At least three this year from Hong Kong-listed Chinese firms. The latest was Yang Zhihui, the chairman of casino operator Landing International Development Ltd. The company said on Thursday it had been unable to reach Yang. Chinese financial publication Caixin reported the next day that Yang is a target of investigators looking into China Huarong Asset Management Co., a state-owned bad-debt manager whose former chairman is being probed for alleged corruption.
2. Where are the bosses disappearing to?
In many cases they “assist” graft probes or themselves become the subject of investigations into corruption or financial crimes in China. The companies sometimes lose contact altogether with their bosses in a country that has less transparent disciplinary or legal procedures. The management of Real Nutriceutical Group Ltd. said last week it was unable to contact chairman Wang Fucai, who was reportedly being probed in China for alleged “illegal absorption of public deposits.” After making inquiries in China, the company received police confirmation of the probe and the allegation.
3. What does this mean for investors?
Disappearing boss syndrome certainly adds to risks in small-cap Chinese shares. Some of these investments have been subject to flash crashes that prompted a regulatory crackdown on share-price manipulation in recent years. Landing’s shares slumped 42 percent this week. The company opened its only casino resort, Jeju Shinhwa World in Korea, earlier this year and Yang is the firm’s largest shareholder with a 50.5 percent stake. Landing, his main holding, has fallen about 74 percent since he debuted on Bloomberg’s Billionaires Index in April at $1.6 billion.
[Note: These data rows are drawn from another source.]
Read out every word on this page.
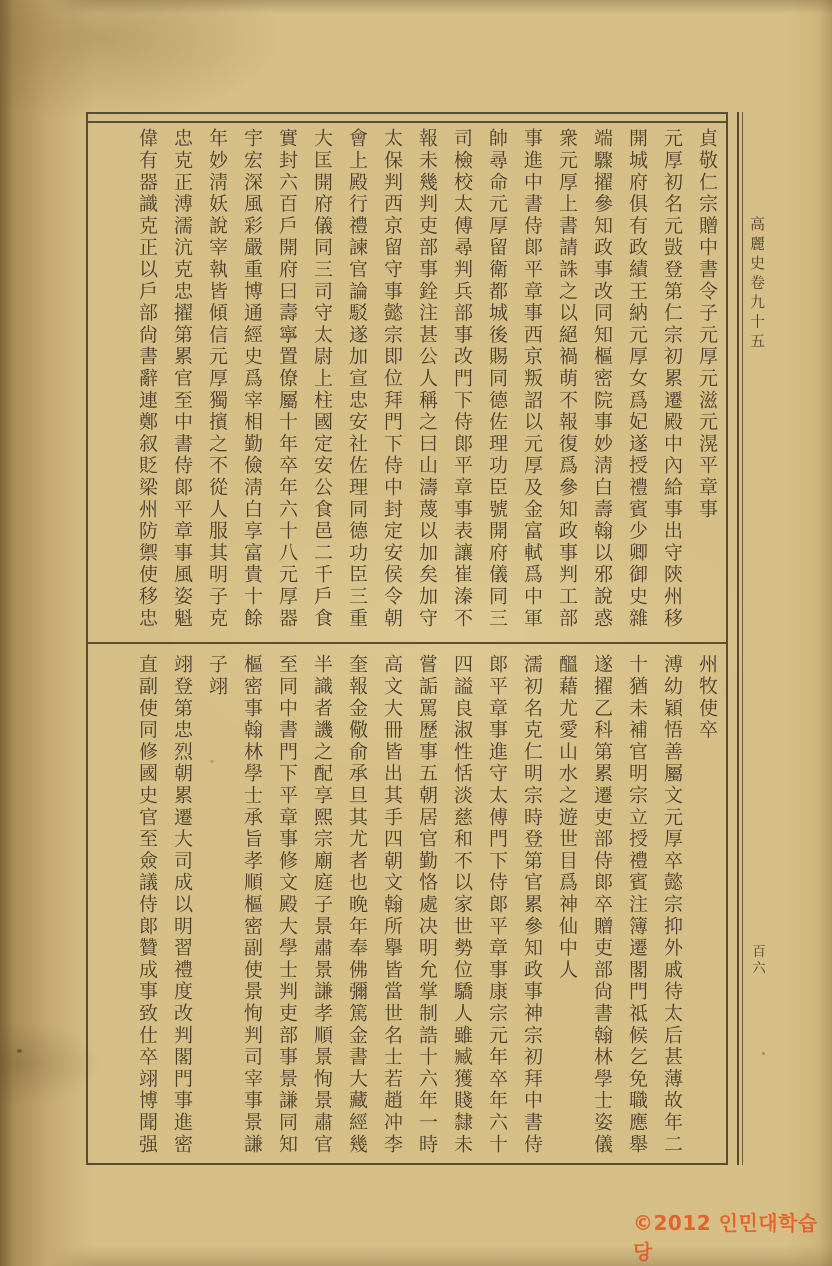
貞敬仁宗贈中書令子元厚元滋元滉平章事

元厚初名元敱登第仁宗初累遷殿中內給事出守陝州移

開城府俱有政績王納元厚女爲妃遂授禮賓少卿御史雜

端驟擢參知政事改同知樞密院事妙淸白壽翰以邪說惑

衆元厚上書請誅之以絕禍萌不報復爲參知政事判工部

事進中書侍郞平章事西京叛詔以元厚及金富軾爲中軍

帥尋命元厚留衛都城後賜同德佐理功臣號開府儀同三

司檢校太傅尋判兵部事改門下侍郞平章事表讓崔溱不

報未幾判吏部事銓注甚公人稱之曰山濤蔑以加矣加守

太保判西京留守事懿宗即位拜門下侍中封定安侯令朝

會上殿行禮諫官論駁遂加宣忠安社佐理同德功臣三重

大匡開府儀同三司守太尉上柱國定安公食邑二千戶食

實封六百戶開府曰壽寧置僚屬十年卒年六十八元厚器

宇宏深風彩嚴重博通經史爲宰相勤儉淸白享富貴十餘

年妙淸妖說宰執皆傾信元厚獨擯之不從人服其明子克

忠克正溥濡沆克忠擢第累官至中書侍郞平章事風姿魁

偉有器識克正以戶部尙書辭連鄭叙貶梁州防禦使移忠

州牧使卒

溥幼穎悟善屬文元厚卒懿宗抑外戚待太后甚薄故年二

十猶未補官明宗立授禮賓注簿遷閣門祗候乞免職應舉

遂擢乙科第累遷吏部侍郞卒贈吏部尙書翰林學士姿儀

醞藉尤愛山水之遊世目爲神仙中人

濡初名克仁明宗時登第官累參知政事神宗初拜中書侍

郞平章事進守太傅門下侍郞平章事康宗元年卒年六十

四謚良淑性恬淡慈和不以家世勢位驕人雖臧獲賤隸未

嘗詬罵歷事五朝居官勤恪處决明允掌制誥十六年一時

高文大冊皆出其手四朝文翰所擧皆當世名士若趙冲李

奎報金儆俞承旦其尤者也晚年奉佛彌篤金書大藏經幾

半識者譏之配享熙宗廟庭子景肅景謙孝順景恂景肅官

至同中書門下平章事修文殿大學士判吏部事景謙同知

樞密事翰林學士承旨孝順樞密副使景恂判司宰事景謙

子翊

翊登第忠烈朝累遷大司成以明習禮度改判閣門事進密

直副使同修國史官至僉議侍郞贊成事致仕卒翊博聞强

高麗史卷九十五
百六
©2012 인민대학습당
4. Does it impact bigger companies?
China’s crackdown on financial risk and corruption has also seen some higher-profile bosses go missing. In 2015, Fosun Chairman Guo Guangchang briefly disappeared, to help with a government investigation. He later re-emerged, vowing to ensure the business was not reliant on any one individual. Financier Xiao Jianhua, who ran China’s Tomorrow Holding Co. empire, was taken away from Hong Kong by Chinese authorities in January 2017, the South China Morning Post reported at the time. The newspaper subsequently cited mainland sources as saying that Xiao was helping with investigations into matters that included “bribery and stock market manipulation.”
5. Why the clampdown?
Since becoming China’s president in 2013, Xi Jinping has led an anti-corruption campaign that has nabbed more than 1.5 million Communist Party cadres. More recently, the push has reached into corporate boardrooms as part of an effort to halt the debt-fueled expansion of China’s biggest businesses. High-profile executives at state-owned enterprises and private sector billionaires are finding their wealth and connections are no longer enough to shield them from probes into corruption and financial crimes.